Dr. Barrett Straub Bio:
Dr. Barrett Straub practices general and sedation dentistry in Port Washington, Wisconsin. He has worked hard to develop his practice into a top-performing, fee-for-service practice that focuses on improving the lives of patients through dentistry.
A graduate of Marquette Dental School, Dr. Straub’s advanced training and CE includes work at the Spear Institute, LVI, DOCS, and as a member of the Milwaukee Study Club. He is a past member of the Wisconsin Dental Association Board of Trustees and was awarded the Marquette Dental School 2017 Young Alumnus of the Year. As a former ACT coaching client that experienced first-hand the transformation that coaching can provide, he is passionate about helping other dentists create the practice they’ve always wanted.

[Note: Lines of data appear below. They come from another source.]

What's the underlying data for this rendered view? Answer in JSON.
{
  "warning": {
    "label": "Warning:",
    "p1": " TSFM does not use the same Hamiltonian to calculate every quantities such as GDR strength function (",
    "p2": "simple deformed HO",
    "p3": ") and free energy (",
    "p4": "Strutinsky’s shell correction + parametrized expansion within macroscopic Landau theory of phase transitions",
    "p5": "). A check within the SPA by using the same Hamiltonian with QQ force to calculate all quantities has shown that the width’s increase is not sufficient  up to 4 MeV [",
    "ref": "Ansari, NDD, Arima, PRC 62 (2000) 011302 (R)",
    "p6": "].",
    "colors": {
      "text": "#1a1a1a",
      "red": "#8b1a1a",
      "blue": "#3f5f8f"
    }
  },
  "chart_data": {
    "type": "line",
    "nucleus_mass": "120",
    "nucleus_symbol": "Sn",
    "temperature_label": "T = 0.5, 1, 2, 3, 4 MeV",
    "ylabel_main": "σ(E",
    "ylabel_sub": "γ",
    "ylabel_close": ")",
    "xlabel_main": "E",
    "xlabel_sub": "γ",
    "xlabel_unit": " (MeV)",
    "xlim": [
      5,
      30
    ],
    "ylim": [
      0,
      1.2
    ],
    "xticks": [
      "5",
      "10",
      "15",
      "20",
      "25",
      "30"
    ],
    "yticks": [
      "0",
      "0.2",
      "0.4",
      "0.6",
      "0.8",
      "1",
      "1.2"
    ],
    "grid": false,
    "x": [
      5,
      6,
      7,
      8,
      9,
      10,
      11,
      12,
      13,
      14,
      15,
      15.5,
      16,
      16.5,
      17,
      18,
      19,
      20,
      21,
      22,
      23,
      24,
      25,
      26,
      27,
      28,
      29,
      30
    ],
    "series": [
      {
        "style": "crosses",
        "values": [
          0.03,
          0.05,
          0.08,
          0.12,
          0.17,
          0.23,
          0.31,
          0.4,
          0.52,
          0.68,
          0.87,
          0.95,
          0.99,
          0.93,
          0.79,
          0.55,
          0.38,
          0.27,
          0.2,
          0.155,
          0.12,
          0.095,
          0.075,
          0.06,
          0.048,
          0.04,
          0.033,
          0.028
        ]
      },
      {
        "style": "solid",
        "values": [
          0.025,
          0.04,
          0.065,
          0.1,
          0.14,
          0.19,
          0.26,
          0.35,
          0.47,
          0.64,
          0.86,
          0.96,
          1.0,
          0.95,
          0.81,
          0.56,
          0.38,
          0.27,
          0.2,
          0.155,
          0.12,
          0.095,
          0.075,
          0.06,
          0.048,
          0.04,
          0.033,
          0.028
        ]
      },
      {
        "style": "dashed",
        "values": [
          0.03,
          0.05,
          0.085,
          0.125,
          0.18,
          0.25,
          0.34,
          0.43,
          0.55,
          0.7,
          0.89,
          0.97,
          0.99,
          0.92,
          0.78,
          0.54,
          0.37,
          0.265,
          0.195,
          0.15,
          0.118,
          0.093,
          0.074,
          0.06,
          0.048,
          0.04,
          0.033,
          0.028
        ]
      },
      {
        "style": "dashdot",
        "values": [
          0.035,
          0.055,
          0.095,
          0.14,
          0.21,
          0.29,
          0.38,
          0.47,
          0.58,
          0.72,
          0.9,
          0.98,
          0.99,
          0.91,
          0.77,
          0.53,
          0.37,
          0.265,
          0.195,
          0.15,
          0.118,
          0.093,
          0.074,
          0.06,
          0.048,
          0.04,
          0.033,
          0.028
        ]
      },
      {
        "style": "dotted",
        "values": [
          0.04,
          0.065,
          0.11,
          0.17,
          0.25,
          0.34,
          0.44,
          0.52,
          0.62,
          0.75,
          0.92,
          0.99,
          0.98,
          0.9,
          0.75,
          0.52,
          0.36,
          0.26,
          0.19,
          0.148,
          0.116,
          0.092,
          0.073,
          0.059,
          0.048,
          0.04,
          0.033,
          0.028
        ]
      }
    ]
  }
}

Dr. Straub loves to hunt, golf, and spend winter on the ice, curling. He is married to Katie, with two daughters, Abby and Elizabeth.
Dr. Timothy Baggott Bio:
Dr. Timothy Baggott has lived in the Greater Milwaukee area his entire life. After completing his undergraduate studies at Marquette University as a Pre-Dental Scholar, Dr. Baggott graduated Cum Laude from Marquette University School of Dentistry in 2010. Upon graduation, he began a private practice in Greenfield, sharing a location with his father, Dr. William Baggott. In 2013, Dr. Baggott returned to MUSOD as an Adjunct Professor. In 2018, Dr. Baggott took over the downtown dental practice of Dr. Paul Smaglick. He has served on the Board of Directors for the Greater Milwaukee Dental Association, as well as a delegate for the Milwaukee Region for the Wisconsin Dental Association House of Delegates.
Outside the office, Dr. Baggott enjoys spending time with his wife, Laura, and three kids, Ken, Andrew, and Evelyn.
Dr. Ashley Berghuis Bio:
Dr. Ashley Berghuis grew up in southwest Michigan, more specifically Gull Lake, and completed her undergraduate studies at Western Michigan University. She moved to southeast Wisconsin after undergrad to complete her dental education at Marquette University, where she graduated Cum Laude and fell in love with the cheese-head state.
Dr. Berghuis finds it important to give back to her community and the dental field through volunteering. She has been involved with Give Kids a Smile Day, Mission of Mercy, and many school oral health programs in the area.
Outside of dentistry, she is an avid football fan who enjoys hiking, traveling, yoga, spending time with family, friends, and her rescue Black Lab mix, Riley.